Und lag da ein dicker Scheck bei? Quasi zur Entschädigung? Ein ordentliches Honorar für Luthers Bestseller?

Kaufmann: "Nein, es lag kein Scheck dabei. Erstens war Luther ja Bettelmönch. Also Bettelmönchen zahlt man kein Geld. Da tut man bestenfalls was, damit sie überleben können, oder stiftet was für den Konvent. Ansonsten hat Luther selbst an seinen literarischen Produkten in keiner Phase seines Lebens irgendwie verdient. Er musste sogar noch hinterherrennen, dass er wenigstens ein Belegexemplar der von ihm in Jahren mühsamst übersetzten Bibel bekam."

"Luther der Frechdachs"

Mitleid mit Luther braucht aber niemand zu haben. Erstens weil es ganz in seinem Sinne war, dass seine Schriften sich verbreiteten. Und weil Luther zweitens auch selbst den einen oder anderen publizistischen Trick kannte:

Kaufmann: "Luther, der Frechdachs, hat die großartige Idee, Texte von seinen Kritikern schlichtweg nachzudrucken. Teilweise mit kommentierenden polemischen Glossen, teilweise mit Vorworten, und auch ohne jede Beigabe. Aus der Überzeugung heraus: Die Wahrheit setzt sich ohnehin durch. Also ich kann diese Texte, die letztlich gegen sich selbst sprechen, durchaus ruhig verbreiten, und werde damit meiner Sache nicht schaden. Im Gegenteil."

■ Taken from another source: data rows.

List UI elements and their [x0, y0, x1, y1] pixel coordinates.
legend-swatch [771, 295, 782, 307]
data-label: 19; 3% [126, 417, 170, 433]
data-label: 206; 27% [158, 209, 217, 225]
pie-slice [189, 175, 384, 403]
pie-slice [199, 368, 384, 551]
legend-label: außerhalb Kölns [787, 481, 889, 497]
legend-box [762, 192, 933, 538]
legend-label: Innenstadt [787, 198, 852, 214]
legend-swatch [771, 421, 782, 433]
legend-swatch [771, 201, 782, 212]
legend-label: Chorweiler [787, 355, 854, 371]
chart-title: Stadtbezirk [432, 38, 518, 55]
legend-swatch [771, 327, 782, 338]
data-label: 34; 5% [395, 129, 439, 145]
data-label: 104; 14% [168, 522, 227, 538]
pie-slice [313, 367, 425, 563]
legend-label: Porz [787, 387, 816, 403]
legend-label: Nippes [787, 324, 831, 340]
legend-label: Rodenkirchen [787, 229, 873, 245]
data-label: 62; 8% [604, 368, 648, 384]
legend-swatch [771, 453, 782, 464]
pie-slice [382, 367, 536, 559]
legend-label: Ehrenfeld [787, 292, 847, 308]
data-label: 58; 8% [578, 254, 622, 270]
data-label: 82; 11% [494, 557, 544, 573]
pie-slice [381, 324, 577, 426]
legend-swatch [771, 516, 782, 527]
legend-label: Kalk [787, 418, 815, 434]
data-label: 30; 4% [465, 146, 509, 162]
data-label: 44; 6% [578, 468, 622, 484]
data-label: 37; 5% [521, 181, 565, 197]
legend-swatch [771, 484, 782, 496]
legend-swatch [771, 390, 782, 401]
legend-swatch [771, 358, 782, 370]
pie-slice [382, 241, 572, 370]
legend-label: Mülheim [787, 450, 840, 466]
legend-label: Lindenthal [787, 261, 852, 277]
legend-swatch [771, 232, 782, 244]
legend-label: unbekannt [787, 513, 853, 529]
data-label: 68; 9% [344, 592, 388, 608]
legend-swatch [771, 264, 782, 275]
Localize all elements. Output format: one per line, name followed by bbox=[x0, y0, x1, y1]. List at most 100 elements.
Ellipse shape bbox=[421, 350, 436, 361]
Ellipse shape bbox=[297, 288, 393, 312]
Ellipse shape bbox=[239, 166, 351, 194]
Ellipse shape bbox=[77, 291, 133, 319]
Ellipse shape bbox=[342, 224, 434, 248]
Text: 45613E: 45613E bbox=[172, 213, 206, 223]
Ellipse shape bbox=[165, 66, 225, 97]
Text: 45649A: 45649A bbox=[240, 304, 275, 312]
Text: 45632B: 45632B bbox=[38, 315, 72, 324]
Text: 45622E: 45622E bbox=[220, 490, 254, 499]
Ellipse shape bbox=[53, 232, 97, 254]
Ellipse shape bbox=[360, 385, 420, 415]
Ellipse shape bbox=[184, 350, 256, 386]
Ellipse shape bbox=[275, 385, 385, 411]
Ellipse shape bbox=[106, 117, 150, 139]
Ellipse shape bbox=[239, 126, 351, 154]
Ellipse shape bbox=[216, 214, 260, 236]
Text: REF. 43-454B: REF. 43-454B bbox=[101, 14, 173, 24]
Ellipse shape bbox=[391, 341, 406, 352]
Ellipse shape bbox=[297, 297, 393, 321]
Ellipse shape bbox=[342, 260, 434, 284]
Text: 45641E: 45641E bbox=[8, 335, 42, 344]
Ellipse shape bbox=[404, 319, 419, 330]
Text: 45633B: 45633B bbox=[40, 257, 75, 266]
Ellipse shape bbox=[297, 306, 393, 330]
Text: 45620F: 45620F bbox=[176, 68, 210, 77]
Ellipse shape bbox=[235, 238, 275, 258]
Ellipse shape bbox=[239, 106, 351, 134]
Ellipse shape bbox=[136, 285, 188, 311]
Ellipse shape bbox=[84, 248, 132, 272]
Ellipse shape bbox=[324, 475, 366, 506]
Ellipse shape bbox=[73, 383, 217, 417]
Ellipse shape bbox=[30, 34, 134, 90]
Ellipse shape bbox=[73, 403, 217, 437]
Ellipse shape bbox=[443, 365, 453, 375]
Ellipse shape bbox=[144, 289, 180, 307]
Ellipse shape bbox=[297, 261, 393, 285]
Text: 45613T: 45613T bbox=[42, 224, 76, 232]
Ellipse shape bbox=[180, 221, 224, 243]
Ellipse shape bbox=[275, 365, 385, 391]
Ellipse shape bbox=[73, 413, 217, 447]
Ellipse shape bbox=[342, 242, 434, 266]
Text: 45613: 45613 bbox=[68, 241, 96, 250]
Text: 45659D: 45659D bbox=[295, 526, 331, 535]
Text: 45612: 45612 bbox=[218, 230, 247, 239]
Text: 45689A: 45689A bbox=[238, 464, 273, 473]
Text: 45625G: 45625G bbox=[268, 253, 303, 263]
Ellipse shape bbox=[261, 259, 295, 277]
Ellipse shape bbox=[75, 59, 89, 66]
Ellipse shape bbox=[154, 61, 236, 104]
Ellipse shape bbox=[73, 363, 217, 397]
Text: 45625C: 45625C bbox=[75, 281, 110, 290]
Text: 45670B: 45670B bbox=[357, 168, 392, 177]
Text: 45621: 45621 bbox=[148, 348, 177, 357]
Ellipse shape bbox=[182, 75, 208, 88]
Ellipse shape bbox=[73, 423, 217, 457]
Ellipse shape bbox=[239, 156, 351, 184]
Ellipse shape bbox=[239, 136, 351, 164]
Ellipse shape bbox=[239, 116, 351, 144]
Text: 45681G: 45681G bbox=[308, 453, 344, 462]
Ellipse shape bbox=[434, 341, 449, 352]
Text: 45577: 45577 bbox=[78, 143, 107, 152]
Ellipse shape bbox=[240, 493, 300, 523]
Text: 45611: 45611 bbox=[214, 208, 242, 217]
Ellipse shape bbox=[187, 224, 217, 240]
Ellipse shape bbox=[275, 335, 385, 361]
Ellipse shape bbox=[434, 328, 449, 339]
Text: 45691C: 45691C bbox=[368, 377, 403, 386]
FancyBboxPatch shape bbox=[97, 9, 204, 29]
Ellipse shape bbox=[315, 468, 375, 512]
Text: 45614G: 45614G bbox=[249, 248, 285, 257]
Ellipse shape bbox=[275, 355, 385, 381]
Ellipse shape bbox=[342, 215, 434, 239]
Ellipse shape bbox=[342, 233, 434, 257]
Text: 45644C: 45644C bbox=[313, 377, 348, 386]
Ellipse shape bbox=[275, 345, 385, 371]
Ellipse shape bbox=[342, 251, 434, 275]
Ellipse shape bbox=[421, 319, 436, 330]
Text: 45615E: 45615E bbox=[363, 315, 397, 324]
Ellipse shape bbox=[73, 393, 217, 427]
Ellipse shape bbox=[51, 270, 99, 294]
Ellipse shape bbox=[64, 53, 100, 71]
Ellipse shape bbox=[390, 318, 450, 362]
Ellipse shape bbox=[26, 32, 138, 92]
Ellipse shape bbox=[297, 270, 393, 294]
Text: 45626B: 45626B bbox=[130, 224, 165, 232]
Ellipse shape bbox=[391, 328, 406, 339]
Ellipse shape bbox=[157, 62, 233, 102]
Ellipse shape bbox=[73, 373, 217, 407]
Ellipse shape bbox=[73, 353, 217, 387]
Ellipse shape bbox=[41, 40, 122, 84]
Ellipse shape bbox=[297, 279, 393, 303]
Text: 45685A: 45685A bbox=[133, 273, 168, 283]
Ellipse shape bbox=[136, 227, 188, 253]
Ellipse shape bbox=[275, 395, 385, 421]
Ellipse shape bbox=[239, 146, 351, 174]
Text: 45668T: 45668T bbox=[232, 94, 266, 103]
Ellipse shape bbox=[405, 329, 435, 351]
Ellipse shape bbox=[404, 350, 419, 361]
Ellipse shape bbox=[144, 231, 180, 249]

Auch Luther war also ein "Printing Native" im Sinne Thomas Kaufmanns: Er nutzte die neuen Möglichkeiten des Buchdrucks offensiv und mit Selbstverständlichkeit. Der Buchdruck und die Buchakteure – vom Autor bis hin zum fliegenden Händler – sie garantierten den Erfolg der Reformation.

Thomas Kaufmann: "Die Mitte der Reformation".
Erschienen bei Mohr Siebeck. 846 Seiten. 139,00 Euro.
Bei C.H. Beck ist zudem ein populärwissenschaftliches Sachbuch von Thomas Kaufmann über die "Printing Natives" in Vorbereitung.